Close reading, at corpus scale.

Does the document talk about a topic — and does it talk about it in the right place? Document Lens turns a folder of PDFs, a keyword list, and the axes you care about into coverage heatmaps, scores, trend lines, and concordances. Built for researchers studying corporate disclosure; at home in any keyword-driven study of unstructured text.

Local-first. Your documents and every analysis live in SQLite on this device.

The analysis workflow

01

Import & Analyze

Import PDFs and run document-level analysis: readability, writing quality, word frequency. A shared library means each document is processed once, reused everywhere.

02

Keyword Search

Search your framework terms across every document at once. Taxonomy hierarchies give you tier-level analysis; polarity separates genuine delivery from performative language.

03

N-gram Discovery

Find the two- and three-word phrases the corpus actually uses, so the vocabulary you search for is the vocabulary that's there — not just the one you started with.

04

Visualize

Generate charts comparing keyword usage, trends, and document coverage — then export the tables and figures straight into your paper.

Nine workflows over one project

Measure

Coverage heatmaps for every keyword × document pair.

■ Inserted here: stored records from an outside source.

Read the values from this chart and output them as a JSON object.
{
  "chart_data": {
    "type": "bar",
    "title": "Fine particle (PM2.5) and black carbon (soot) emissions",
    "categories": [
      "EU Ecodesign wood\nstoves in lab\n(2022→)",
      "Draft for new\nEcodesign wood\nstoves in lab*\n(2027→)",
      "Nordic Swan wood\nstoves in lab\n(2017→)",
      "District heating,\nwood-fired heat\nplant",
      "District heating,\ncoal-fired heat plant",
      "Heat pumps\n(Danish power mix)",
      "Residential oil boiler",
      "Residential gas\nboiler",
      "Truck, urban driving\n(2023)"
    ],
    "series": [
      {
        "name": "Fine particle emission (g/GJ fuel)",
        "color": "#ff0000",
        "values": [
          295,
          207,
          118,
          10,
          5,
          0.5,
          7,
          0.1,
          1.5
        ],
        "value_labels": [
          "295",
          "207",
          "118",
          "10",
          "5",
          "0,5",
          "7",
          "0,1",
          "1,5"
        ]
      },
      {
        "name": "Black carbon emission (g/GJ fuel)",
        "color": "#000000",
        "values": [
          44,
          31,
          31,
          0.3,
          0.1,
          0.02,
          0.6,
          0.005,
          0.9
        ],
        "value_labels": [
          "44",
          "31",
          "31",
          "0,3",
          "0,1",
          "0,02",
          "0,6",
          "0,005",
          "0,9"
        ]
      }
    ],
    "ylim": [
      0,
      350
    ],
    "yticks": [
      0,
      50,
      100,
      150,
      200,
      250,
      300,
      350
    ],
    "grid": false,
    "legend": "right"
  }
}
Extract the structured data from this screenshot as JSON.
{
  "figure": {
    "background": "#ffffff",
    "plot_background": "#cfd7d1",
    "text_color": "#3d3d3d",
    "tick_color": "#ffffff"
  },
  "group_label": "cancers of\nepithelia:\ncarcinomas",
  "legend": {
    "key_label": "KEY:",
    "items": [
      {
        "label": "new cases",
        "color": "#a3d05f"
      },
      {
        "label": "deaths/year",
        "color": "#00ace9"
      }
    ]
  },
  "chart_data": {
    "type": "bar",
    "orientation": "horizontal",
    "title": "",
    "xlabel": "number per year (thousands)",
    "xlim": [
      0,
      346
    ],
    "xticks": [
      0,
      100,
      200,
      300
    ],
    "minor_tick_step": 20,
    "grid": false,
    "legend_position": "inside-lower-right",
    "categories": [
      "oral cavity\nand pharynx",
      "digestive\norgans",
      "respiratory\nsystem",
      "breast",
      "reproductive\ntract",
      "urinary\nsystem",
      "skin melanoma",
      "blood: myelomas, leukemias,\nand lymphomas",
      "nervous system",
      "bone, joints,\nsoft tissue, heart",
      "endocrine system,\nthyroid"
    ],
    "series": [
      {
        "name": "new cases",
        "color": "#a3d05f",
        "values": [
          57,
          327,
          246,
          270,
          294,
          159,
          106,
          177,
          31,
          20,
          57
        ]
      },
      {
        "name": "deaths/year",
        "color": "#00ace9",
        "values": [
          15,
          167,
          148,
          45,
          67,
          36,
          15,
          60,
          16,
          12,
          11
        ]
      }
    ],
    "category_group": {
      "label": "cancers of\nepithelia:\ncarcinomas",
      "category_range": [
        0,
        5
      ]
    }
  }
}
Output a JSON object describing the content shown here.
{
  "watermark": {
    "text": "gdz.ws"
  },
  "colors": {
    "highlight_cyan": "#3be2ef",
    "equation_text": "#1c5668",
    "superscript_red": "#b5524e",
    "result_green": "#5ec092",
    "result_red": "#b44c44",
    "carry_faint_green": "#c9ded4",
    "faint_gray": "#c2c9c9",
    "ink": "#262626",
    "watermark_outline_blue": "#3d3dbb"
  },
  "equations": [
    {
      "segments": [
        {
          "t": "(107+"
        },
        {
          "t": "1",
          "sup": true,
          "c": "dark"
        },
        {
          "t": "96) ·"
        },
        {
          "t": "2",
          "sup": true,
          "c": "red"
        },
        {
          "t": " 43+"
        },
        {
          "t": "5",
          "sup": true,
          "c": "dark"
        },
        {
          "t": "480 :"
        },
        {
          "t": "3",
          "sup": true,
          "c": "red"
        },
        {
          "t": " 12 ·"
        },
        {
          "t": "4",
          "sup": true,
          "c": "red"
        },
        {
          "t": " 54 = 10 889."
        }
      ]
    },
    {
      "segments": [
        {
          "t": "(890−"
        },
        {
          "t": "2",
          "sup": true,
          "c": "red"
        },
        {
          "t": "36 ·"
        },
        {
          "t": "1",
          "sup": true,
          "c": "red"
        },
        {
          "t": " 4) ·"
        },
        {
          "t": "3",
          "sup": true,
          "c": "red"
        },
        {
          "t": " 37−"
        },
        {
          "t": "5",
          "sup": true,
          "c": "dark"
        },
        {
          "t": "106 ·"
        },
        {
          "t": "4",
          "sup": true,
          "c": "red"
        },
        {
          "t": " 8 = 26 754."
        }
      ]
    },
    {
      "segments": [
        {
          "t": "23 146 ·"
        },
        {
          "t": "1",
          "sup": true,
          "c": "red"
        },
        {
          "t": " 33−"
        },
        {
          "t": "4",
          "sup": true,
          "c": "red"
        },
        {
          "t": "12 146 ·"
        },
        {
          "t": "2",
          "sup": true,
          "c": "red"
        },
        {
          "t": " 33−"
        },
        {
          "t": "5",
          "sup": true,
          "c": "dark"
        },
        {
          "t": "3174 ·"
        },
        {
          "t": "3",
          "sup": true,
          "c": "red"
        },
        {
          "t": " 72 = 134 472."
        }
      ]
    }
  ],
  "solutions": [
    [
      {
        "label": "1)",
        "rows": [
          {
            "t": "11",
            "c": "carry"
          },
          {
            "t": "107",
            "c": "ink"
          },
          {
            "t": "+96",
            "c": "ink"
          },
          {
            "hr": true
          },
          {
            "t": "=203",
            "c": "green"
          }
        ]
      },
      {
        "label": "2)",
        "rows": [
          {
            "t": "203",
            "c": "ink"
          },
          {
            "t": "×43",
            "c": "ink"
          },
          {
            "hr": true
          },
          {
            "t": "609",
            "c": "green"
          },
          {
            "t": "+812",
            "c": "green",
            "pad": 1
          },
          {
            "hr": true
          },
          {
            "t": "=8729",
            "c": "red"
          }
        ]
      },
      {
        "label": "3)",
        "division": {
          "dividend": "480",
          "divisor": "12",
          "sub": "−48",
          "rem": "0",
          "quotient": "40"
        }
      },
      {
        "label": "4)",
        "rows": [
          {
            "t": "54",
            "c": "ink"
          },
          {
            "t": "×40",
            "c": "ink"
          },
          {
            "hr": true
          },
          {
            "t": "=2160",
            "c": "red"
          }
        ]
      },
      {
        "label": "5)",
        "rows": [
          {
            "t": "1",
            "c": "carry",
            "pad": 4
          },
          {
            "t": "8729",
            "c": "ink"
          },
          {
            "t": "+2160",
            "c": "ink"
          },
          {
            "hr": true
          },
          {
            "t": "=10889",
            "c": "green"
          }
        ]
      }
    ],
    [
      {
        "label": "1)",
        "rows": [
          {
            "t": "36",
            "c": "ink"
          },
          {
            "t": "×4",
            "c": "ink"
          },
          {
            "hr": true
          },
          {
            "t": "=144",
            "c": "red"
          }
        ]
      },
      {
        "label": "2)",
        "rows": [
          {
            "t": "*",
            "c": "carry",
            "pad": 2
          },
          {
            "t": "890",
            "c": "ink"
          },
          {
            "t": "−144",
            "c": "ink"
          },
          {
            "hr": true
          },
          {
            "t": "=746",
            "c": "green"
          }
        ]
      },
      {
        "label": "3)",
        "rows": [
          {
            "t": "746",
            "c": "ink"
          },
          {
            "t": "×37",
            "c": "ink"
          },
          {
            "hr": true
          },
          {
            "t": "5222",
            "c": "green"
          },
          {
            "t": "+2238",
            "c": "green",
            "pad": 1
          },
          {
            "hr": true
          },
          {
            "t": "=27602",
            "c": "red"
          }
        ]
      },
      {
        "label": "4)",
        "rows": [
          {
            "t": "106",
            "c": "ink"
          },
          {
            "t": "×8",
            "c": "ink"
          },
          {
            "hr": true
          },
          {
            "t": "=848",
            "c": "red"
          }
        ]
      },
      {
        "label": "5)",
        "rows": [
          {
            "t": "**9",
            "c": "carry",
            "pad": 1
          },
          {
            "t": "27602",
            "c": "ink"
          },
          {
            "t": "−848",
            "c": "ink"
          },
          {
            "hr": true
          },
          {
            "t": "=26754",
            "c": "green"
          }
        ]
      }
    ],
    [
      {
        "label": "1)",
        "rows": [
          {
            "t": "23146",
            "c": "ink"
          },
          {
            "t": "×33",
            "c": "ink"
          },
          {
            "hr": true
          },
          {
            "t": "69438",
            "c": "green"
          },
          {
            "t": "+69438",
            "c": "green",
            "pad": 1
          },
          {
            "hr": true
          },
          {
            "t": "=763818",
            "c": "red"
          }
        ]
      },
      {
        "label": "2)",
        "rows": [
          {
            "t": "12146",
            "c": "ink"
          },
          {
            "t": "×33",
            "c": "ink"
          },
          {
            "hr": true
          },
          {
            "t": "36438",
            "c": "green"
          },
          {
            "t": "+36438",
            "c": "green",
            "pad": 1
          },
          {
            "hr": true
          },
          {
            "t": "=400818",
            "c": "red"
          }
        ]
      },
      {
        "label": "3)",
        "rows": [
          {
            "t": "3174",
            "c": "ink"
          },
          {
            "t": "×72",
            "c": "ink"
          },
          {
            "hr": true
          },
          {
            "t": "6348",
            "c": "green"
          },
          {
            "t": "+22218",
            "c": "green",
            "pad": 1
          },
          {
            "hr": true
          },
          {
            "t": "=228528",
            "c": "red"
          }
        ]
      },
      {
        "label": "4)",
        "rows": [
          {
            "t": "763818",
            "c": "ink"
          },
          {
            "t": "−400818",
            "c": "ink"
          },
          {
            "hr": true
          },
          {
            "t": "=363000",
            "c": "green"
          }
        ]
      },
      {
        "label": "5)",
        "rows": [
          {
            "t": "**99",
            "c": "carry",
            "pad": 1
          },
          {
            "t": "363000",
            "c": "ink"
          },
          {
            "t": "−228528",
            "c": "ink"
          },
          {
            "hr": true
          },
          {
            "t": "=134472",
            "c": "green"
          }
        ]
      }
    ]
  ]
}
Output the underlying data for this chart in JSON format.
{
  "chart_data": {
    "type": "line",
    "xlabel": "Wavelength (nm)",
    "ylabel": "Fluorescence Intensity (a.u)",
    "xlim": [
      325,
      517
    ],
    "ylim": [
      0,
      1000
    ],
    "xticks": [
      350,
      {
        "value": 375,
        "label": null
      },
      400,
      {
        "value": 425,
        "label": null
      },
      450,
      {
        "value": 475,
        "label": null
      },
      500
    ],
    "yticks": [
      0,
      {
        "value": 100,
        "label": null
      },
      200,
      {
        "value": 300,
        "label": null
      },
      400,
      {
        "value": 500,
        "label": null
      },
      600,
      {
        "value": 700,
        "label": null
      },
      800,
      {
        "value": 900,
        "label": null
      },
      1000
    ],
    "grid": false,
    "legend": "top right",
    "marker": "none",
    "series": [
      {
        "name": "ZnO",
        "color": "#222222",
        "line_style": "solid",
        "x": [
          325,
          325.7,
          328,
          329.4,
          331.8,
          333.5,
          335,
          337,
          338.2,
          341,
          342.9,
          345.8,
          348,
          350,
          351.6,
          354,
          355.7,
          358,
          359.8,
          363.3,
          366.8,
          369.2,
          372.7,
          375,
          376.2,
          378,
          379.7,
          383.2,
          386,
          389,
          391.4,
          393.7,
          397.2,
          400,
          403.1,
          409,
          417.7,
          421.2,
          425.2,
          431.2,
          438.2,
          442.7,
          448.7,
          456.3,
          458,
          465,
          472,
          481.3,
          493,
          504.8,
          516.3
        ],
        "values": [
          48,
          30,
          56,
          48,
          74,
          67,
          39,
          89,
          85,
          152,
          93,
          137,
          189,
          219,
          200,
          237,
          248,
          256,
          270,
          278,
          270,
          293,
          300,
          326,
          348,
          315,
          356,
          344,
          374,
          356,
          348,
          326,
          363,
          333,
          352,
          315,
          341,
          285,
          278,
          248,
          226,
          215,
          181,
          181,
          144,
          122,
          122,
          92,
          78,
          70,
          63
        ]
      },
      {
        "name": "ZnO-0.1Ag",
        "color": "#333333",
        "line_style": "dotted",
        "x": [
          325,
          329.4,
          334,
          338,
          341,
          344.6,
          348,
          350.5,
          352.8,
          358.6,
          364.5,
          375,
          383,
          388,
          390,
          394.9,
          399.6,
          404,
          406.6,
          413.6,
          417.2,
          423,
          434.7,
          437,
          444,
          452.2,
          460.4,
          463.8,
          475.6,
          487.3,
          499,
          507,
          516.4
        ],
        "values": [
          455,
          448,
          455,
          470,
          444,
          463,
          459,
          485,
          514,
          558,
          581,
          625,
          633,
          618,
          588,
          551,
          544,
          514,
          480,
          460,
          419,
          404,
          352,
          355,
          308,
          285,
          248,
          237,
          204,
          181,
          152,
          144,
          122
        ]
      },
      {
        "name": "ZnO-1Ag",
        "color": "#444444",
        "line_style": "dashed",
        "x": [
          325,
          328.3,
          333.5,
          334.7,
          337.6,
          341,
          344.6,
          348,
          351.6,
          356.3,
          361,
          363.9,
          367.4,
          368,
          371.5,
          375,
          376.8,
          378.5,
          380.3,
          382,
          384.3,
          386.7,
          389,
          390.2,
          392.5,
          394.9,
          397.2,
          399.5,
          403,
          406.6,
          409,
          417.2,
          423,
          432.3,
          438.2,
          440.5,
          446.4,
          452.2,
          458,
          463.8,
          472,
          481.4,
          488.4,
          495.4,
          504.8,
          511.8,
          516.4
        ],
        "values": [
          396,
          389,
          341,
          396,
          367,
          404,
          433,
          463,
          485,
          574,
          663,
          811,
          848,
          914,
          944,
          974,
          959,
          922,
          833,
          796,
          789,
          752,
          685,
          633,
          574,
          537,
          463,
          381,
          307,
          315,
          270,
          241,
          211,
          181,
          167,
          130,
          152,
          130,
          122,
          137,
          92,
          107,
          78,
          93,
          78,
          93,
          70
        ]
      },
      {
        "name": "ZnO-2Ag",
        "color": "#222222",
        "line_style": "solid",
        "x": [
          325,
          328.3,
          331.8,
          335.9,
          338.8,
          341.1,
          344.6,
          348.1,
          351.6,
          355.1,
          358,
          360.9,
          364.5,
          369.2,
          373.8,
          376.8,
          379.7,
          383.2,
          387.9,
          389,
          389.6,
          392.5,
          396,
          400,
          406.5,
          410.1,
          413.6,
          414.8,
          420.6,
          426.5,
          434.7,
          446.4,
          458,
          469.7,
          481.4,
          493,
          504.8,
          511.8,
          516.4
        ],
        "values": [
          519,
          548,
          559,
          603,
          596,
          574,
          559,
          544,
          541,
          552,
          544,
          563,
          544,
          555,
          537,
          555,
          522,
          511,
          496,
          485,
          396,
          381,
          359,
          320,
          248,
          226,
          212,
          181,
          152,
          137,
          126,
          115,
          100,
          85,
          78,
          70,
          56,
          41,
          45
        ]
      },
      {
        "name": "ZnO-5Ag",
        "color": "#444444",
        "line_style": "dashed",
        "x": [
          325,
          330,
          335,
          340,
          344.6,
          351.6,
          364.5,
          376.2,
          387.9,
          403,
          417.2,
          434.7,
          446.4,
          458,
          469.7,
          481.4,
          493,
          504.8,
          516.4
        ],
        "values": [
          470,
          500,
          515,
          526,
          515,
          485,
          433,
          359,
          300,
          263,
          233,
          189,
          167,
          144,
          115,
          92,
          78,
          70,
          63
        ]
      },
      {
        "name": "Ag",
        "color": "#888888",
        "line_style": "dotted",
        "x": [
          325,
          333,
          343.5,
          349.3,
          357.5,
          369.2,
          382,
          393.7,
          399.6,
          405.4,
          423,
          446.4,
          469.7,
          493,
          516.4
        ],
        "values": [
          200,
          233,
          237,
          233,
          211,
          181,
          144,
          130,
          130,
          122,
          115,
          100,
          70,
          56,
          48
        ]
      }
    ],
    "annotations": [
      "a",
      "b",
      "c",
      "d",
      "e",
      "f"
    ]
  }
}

A single Wedding Cake score per report when you need one number, year-over-year tracking when you need the trend, and rankings when you need the comparison.

Interrogate

Audit whether each keyword is used in the right context — anomalies and confirmations side by side. Then open the concordance and read what the document actually says, with the PDF right alongside.

Map

Cross two axes — SDG × Function, Pillar × section, any pair you define — and see how each document distributes its attention. Talking about a topic is one thing; talking about it in the right place is the finding.

Local-first, by design

Research corpora are often confidential, embargoed, or simply yours. Document Lens is built so your documents and your analysis never leave your machine.

For disclosure researchers

The original use case: sustainability reporting in university annual reports. Keyword polarity supports both narratives from one list — terms that signal delivery, and counter-terms that signal greenwashing — with the Wedding Cake score grounding it all in the SDG model.

For any keyword-driven study

Policy documents, curricula, submissions, transcripts — if you have a corpus, a framework, and a question about who says what, where, the same projects, axes, and scoring rules apply. Bring your own taxonomy.